Weights init for new classes

I’m working on a CNN and I’m experimenting some modifications within it. To illustrate my issue, I will only explain briefly what I call default form and the modified form.

The default form uses pretty much built-in classes from PyTorch, such as Conv2d, BatchNorm2d, and so on. In the modified form, I intent to experiment using convolutions in a different way. I will call this as parallel convolutions. In these I do dilated convolutions (1, 2 and 3 dilation values) with the same input, stack its output and process it through a final usual convolution (dilation=1). To do so, I created a new class, which handles all these convolutions, making it simpler to be called afterwards.

The problem is: when I use the default form, it’s easy to initialize weights with something like this

def weights_init(m):
    classname = m.__class__.__name__
    if classname.find('Conv') != -1:
        torch.nn.init.normal_(m.weight.data, 0.0, 0.02)
    elif classname.find('BatchNorm2d') != -1:
        torch.nn.init.normal_(m.weight.data, 1.0, 0.02)
        torch.nn.init.constant_(m.bias.data, 0.0)

but I can’t get it to work with my new class. I need some way to initialize the convolutions which I built into this new class of mine. Do you have any insights for me?

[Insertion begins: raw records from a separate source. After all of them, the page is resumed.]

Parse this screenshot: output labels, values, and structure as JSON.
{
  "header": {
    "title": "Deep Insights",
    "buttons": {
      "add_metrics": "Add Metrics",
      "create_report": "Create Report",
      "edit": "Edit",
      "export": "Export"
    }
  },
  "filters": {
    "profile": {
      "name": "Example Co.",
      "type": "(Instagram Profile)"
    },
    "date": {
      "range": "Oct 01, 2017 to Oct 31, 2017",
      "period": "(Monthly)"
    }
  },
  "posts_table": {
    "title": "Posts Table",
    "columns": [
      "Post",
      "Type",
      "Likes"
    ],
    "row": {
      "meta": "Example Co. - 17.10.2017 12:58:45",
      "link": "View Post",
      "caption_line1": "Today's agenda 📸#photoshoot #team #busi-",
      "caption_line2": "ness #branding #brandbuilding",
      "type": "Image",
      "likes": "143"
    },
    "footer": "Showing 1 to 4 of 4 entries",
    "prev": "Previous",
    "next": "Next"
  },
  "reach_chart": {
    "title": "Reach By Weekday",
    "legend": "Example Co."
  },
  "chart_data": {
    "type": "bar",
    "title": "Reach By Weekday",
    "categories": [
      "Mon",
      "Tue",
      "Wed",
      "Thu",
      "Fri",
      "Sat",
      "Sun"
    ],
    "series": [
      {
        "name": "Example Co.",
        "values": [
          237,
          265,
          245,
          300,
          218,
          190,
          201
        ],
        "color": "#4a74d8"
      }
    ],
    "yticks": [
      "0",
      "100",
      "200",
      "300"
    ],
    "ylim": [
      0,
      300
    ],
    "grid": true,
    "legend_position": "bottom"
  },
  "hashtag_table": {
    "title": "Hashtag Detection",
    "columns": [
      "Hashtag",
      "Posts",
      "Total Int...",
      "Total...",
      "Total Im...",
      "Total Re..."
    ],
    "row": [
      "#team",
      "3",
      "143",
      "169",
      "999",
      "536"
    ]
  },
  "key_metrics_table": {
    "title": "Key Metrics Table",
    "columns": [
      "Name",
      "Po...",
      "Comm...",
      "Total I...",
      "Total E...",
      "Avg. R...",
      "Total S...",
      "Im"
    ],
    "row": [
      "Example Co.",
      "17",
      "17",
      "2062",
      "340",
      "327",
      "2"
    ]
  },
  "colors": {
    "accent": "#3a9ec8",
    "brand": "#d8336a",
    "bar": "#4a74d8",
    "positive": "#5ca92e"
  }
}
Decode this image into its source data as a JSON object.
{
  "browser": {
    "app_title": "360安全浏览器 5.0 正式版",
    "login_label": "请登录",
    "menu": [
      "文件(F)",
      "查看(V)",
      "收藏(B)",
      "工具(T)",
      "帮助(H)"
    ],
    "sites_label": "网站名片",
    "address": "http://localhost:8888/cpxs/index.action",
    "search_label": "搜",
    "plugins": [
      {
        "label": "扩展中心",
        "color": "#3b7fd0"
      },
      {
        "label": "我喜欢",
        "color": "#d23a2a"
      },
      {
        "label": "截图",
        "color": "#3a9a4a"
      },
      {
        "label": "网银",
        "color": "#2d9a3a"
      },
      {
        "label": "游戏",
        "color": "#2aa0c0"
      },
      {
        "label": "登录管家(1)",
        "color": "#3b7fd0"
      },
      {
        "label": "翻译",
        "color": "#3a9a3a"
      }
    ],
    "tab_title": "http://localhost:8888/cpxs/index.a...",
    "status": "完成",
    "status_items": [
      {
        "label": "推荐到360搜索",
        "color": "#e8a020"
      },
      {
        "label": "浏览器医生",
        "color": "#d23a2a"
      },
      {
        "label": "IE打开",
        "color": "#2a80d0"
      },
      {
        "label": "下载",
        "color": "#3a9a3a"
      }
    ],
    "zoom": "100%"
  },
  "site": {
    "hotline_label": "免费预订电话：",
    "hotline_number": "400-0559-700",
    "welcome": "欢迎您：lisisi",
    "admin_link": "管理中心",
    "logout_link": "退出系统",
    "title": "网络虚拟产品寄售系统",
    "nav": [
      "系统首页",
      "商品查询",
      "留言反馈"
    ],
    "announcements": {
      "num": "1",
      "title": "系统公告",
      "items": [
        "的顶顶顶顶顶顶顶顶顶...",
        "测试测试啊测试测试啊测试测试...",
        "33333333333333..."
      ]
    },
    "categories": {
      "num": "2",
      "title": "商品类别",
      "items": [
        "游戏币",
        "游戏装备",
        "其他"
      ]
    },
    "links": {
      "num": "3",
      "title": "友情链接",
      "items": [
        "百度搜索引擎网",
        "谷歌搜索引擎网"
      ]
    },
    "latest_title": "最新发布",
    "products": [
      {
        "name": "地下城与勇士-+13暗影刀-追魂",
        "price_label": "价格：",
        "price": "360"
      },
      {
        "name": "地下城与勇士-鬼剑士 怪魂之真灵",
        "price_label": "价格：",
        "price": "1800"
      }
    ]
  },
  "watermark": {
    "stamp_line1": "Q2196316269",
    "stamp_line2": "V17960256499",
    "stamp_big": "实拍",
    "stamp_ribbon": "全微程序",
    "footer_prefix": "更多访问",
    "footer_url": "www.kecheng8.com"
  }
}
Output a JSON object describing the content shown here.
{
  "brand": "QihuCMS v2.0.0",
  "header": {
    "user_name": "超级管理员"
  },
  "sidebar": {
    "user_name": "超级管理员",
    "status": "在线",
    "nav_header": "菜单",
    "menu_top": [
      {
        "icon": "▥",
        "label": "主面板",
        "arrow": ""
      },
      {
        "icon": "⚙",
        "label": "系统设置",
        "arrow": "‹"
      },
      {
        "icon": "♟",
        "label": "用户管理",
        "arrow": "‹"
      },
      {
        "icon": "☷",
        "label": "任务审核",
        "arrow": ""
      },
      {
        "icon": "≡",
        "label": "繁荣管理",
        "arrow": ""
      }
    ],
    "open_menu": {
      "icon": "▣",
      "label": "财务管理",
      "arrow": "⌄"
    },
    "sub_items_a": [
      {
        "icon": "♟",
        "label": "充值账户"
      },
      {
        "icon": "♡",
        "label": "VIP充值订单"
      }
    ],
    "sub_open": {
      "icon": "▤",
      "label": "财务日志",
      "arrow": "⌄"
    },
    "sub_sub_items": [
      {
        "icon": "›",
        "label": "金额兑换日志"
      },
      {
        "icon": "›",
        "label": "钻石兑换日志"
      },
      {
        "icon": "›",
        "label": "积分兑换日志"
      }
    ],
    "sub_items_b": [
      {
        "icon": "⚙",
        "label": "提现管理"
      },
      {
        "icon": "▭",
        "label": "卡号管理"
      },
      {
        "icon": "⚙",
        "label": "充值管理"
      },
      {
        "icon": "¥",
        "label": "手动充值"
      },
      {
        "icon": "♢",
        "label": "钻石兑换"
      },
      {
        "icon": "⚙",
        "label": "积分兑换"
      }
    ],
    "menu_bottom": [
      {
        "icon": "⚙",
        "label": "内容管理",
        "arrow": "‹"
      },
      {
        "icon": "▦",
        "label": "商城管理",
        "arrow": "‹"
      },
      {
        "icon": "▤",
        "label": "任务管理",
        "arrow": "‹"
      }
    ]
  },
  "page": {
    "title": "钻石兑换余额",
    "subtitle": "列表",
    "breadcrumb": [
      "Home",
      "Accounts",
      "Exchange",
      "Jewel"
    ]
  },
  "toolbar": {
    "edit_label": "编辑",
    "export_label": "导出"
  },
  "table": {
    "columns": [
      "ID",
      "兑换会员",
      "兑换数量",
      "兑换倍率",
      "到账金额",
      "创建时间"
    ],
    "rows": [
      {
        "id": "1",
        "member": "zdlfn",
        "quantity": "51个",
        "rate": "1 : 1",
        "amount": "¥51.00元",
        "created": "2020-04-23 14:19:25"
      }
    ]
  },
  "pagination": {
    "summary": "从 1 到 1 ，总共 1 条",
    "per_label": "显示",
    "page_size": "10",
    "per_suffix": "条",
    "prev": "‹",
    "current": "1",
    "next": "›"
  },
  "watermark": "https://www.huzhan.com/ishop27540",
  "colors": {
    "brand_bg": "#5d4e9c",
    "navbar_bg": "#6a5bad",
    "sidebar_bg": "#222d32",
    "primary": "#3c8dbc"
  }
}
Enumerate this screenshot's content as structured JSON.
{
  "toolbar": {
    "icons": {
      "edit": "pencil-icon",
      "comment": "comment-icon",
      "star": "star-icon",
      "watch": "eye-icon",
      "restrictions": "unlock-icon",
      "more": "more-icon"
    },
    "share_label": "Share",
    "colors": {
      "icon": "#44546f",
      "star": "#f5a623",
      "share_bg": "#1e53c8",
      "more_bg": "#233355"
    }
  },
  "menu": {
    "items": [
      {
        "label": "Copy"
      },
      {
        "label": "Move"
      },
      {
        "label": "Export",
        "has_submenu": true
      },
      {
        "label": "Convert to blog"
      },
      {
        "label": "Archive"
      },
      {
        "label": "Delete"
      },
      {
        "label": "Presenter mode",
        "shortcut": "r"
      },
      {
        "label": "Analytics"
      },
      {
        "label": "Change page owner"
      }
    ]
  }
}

The following code shows the class I created and it is intended to be used instead of nn.Conv2d in my CNN:

class MSConv2d(nn.Module):
  def __init__(self, in_channels, num_filters, kernel_size, use_bias, stride=1, padding='zero'):
    """Builds a multi-scale convolution block (https://link)
    """
    super(MSConv2d, self).__init__()
    dilation1 = [get_same_padding_layer(kernel_size, stride=1, mode=padding),
                 nn.Conv2d(in_channels, num_filters, kernel_size=kernel_size, stride=1, dilation=1, bias=use_bias)]
    dilation2 = [get_same_padding_layer(kernel_size, stride=1, mode=padding),
                 nn.Conv2d(in_channels, num_filters, kernel_size=kernel_size, stride=1, dilation=2, bias=use_bias)]
    dilation3 = [get_same_padding_layer(kernel_size, stride=1, mode=padding),
                 nn.Conv2d(in_channels, num_filters, kernel_size=kernel_size, stride=1, dilation=3, bias=use_bias)]
    final_conv = [get_same_padding_layer(kernel_size, stride=1, mode=padding),
                  nn.Conv2d(in_channels, num_filters, kernel_size=kernel_size, stride=1, bias=use_bias)]
    self.dilationBlock1 = nn.Sequential(*dilation1)
    self.dilationBlock2 = nn.Sequential(*dilation2)
    self.dilationBlock3 = nn.Sequential(*dilation3)
    self.convBlock = nn.Sequential(*final_conv)

  def forward(self, x):
    output1 = self.dilationBlock1(x)
    output2 = self.dilationBlock2(x)
    output3 = self.dilationBlock3(x)
    output = torch.stack((output1, output2, output3), dim=1)
    output = self.convBlock(output)
    return output

Hello,

I think you could try it on model.named_modules(), it will get the sub-module in the whole network recursively including the sub-module in sequential.

import torch.nn as nn

class MyModule(nn.Module):
    def __init__(self):
        super(MyModule, self).__init__()

        dilation1 = [nn.Conv2d(3,3,3, padding=1, bias=False),
                     nn.Conv2d(3,3,3, padding=1, bias=False)]
        self.conv1 = nn.Sequential(*dilation1)

    def forward(self, input):

        output = self.conv1(input)
        return output

model = MyModule()
for module in model.named_modules():
    print(module)
# output
('', MyModule(
  (conv1): Sequential(
    (0): Conv2d(3, 3, kernel_size=(3, 3), stride=(1, 1), padding=(1, 1), bias=False)
    (1): Conv2d(3, 3, kernel_size=(3, 3), stride=(1, 1), padding=(1, 1), bias=False)
  )
))
('conv1', Sequential(
  (0): Conv2d(3, 3, kernel_size=(3, 3), stride=(1, 1), padding=(1, 1), bias=False)
  (1): Conv2d(3, 3, kernel_size=(3, 3), stride=(1, 1), padding=(1, 1), bias=False)
))
('conv1.0', Conv2d(3, 3, kernel_size=(3, 3), stride=(1, 1), padding=(1, 1), bias=False))
('conv1.1', Conv2d(3, 3, kernel_size=(3, 3), stride=(1, 1), padding=(1, 1), bias=False))
1 Like

Thanks for the input MariosOreo, and I’m sorry for taking this long to answer. I had implemented a workaround, but I’ll be trying your suggestion soon, as it is more sophisticated and should work generally better for other models.